Tuesday, 29 April 2014

The "Paid Parental Leave" scheme

proposed by the present government may or may not happen. I suspect that, if it does happen, it will not be in the presently proposed form.
I don't like the idea of "parental leave" or, in most cases, "maternity leave", for the sole purpose of having children and then going back to work. To me it sends the wrong message.
It sends the message that, yes it is important for you to have children but then you can hand them over to us to bring them up. You can put them in day care and kindergarten and pre-school or hand them over to your parents or a neighbour who is caring for other children. Then you can go back to work. Once they reach school going age the same sort of thing can continue with before school care and after school care as well as the school day being handled by other adults.  It sends the message that rearing children is not "work" or that it is, at best, a part-time occupation.  
It is work and it should be, for one parent, almost a full-time occupation.
I would like to see a scheme whereby one parent was paid to stay at home and be responsible for rearing the children...at least until they are of school going age.  Yes, I know there are all sorts of other issues attached to that - many of them to do with "careers" and "adult company". In other words they are to do with adult desires rather than child rearing.

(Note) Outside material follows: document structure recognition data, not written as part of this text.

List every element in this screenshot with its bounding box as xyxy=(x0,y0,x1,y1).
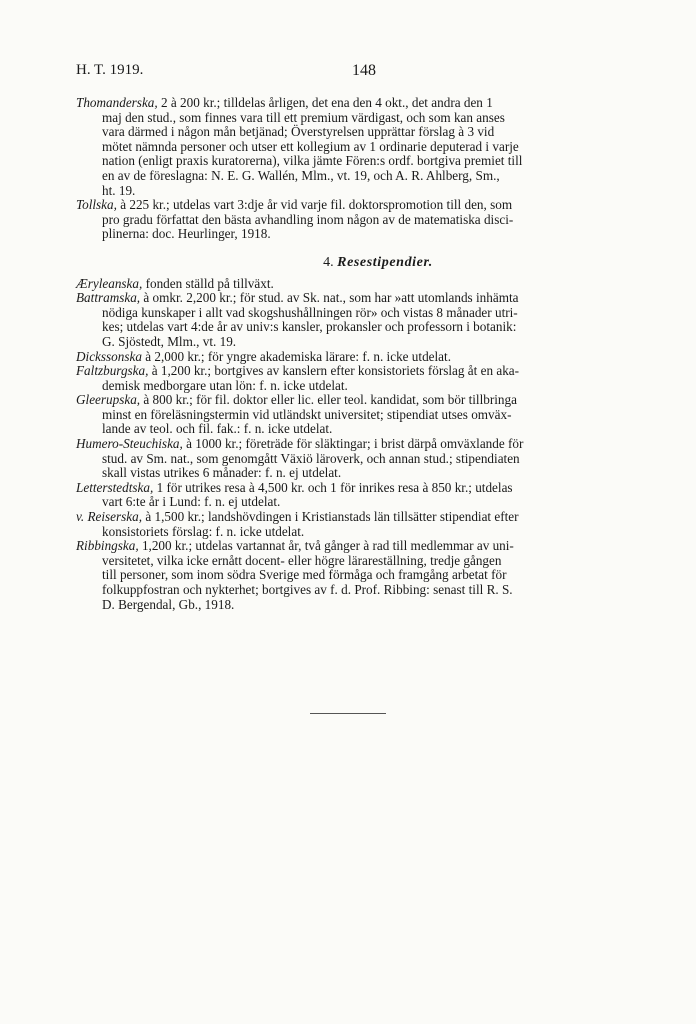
entry-name: Æryleanska, xyxy=(76,275,143,291)
entry-text: 1 för utrikes resa à 4,500 kr. och 1 för inrikes resa à 850 kr.; utdelas xyxy=(153,479,513,495)
entry-paragraph xyxy=(76,96,654,198)
entry-name: Humero-Steuchiska, xyxy=(76,436,183,452)
entries-premiums xyxy=(76,96,654,242)
entry-line xyxy=(76,96,654,111)
entry-line: stud. av Sm. nat., som genomgått Växiö läroverk, och annan stud.; stipendiaten xyxy=(102,450,520,466)
entry-name: Gleerupska, xyxy=(76,392,141,408)
section-title: Resestipendier. xyxy=(337,254,433,270)
entry-line: minst en föreläsningstermin vid utländskt universitet; stipendiat utses omväx- xyxy=(102,406,512,422)
entry-paragraph xyxy=(76,510,654,539)
entry-line: ht. 19. xyxy=(102,182,136,198)
entry-line xyxy=(76,539,654,554)
entry-line: folkuppfostran och nykterhet; bortgives av f. d. Prof. Ribbing: senast till R. S. xyxy=(102,582,513,597)
entry-paragraph xyxy=(76,277,654,292)
entry-text: fonden ställd på tillväxt. xyxy=(142,275,274,291)
entry-line: G. Sjöstedt, Mlm., vt. 19. xyxy=(102,333,237,349)
entry-name: Dickssonska xyxy=(76,348,142,364)
entry-paragraph xyxy=(76,291,654,349)
entry-text: 2 à 200 kr.; tilldelas årligen, det ena den 4 okt., det andra den 1 xyxy=(157,95,493,110)
entry-name: Faltzburgska, xyxy=(76,363,149,379)
entry-line: nation (enligt praxis kuratorerna), vilka jämte Fören:s ordf. bortgiva premiet till xyxy=(102,153,523,169)
entry-paragraph xyxy=(76,393,654,437)
entry-line: nödiga kunskaper i allt vad skogshushållningen rör» och vistas 8 månader utri- xyxy=(102,304,518,320)
entry-text: à 1000 kr.; företräde för släktingar; i brist därpå omväxlande för xyxy=(182,436,524,452)
section-heading xyxy=(76,256,654,271)
entry-line: versitetet, vilka icke ernått docent- eller högre lärareställning, tredje gången xyxy=(102,552,502,568)
entry-line xyxy=(76,481,654,496)
entry-text: à 1,200 kr.; bortgives av kanslern efter konsistoriets förslag åt en aka- xyxy=(148,363,520,379)
entry-line xyxy=(76,437,654,452)
entry-line: konsistoriets förslag: f. n. icke utdelat. xyxy=(102,523,305,539)
entry-line: maj den stud., som finnes vara till ett premium värdigast, och som kan anses xyxy=(102,109,505,125)
entry-text: 1,200 kr.; utdelas vartannat år, två gånger à rad till medlemmar av uni- xyxy=(138,538,514,554)
entry-text: à 1,500 kr.; landshövdingen i Kristianstads län tillsätter stipendiat efter xyxy=(142,509,519,525)
entry-line xyxy=(76,350,654,365)
page-header xyxy=(76,62,636,84)
entry-line: vara därmed i någon mån betjänad; Överstyrelsen upprättar förslag à 3 vid xyxy=(102,124,495,140)
entry-line xyxy=(76,291,654,306)
entry-line: skall vistas utrikes 6 månader: f. n. ej utdelat. xyxy=(102,465,342,481)
running-head: H. T. 1919. xyxy=(76,62,144,78)
entry-line xyxy=(76,393,654,408)
page-number: 148 xyxy=(352,62,376,79)
entry-name: v. Reiserska, xyxy=(76,509,143,525)
entries-travel-grants xyxy=(76,277,654,613)
entry-line: demisk medborgare utan lön: f. n. icke utdelat. xyxy=(102,377,348,393)
closing-rule xyxy=(310,713,386,714)
entry-name: Battramska, xyxy=(76,290,141,306)
entry-name: Thomanderska, xyxy=(76,95,158,110)
entry-line xyxy=(76,364,654,379)
entry-line: mötet nämnda personer och utser ett kollegium av 1 ordinarie deputerad i varje xyxy=(102,138,519,154)
entry-line: lande av teol. och fil. fak.: f. n. icke utdelat. xyxy=(102,421,333,437)
entry-line: kes; utdelas vart 4:de år av univ:s kansler, prokansler och professorn i botanik: xyxy=(102,319,517,335)
entry-paragraph xyxy=(76,198,654,242)
entry-name: Ribbingska, xyxy=(76,538,139,554)
section-number: 4. xyxy=(323,254,334,270)
entry-paragraph xyxy=(76,437,654,481)
entry-paragraph xyxy=(76,481,654,510)
entry-line: en av de föreslagna: N. E. G. Wallén, Mlm., vt. 19, och A. R. Ahlberg, Sm., xyxy=(102,167,500,183)
entry-line xyxy=(76,198,654,213)
entry-text: à 800 kr.; för fil. doktor eller lic. eller teol. kandidat, som bör tillbringa xyxy=(140,392,517,408)
entry-paragraph xyxy=(76,364,654,393)
entry-text: à 225 kr.; utdelas vart 3:dje år vid varje fil. doktorspromotion till den, som xyxy=(116,197,513,213)
entry-line: till personer, som inom södra Sverige med förmåga och framgång arbetat för xyxy=(102,567,507,583)
entry-name: Letterstedtska, xyxy=(76,479,154,495)
entry-text: à 2,000 kr.; för yngre akademiska lärare: f. n. icke utdelat. xyxy=(141,348,451,364)
entry-line: pro gradu författat den bästa avhandling inom någon av de matematiska disci- xyxy=(102,211,514,227)
entry-line xyxy=(76,277,654,292)
entry-line: D. Bergendal, Gb., 1918. xyxy=(102,596,235,612)
entry-line: vart 6:te år i Lund: f. n. ej utdelat. xyxy=(102,494,281,510)
page-body xyxy=(76,96,654,612)
entry-line xyxy=(76,510,654,525)
entry-paragraph xyxy=(76,350,654,365)
entry-paragraph xyxy=(76,539,654,612)
entry-text: à omkr. 2,200 kr.; för stud. av Sk. nat., som har »att utomlands inhämta xyxy=(140,290,519,306)
entry-line: plinerna: doc. Heurlinger, 1918. xyxy=(102,226,271,242)
entry-name: Tollska, xyxy=(76,197,117,213)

I don't know what the answer is, especially while we are told that both parents going to work is so important and we look down on those who are "stay-at-home" parents. I have my concerns too about those parents, usually mothers, who stay at home and then "hover" over their children.
But yesterday I was asked to take on a very big responsibility for someone else. It probably won't be for that long and it may not be that onerous but, when I was asked, I was told "I want you to do this because I trust you." Although the person asking me to help is an adult I had another brief but alarming glimpse of what it should be like to be a parent. I said "yes" but saying "yes"frightened me. It also, oddly, comforted me because it gives me an opportunity to do something positive to help someone else.
How can anyone who has a child who looks at them and says, often without words, "I trust you" betray that trust? How can they just pass the responsibility for rearing the child over to someone else? How can they forego that sense of comfort at being needed? We have been told it is all right to do this but is it really?
If we took child rearing seriously, child rearing as an occupation in itself, we would have a very different sort of society. I don't know whether it would be a better one but would it be worth thinking about?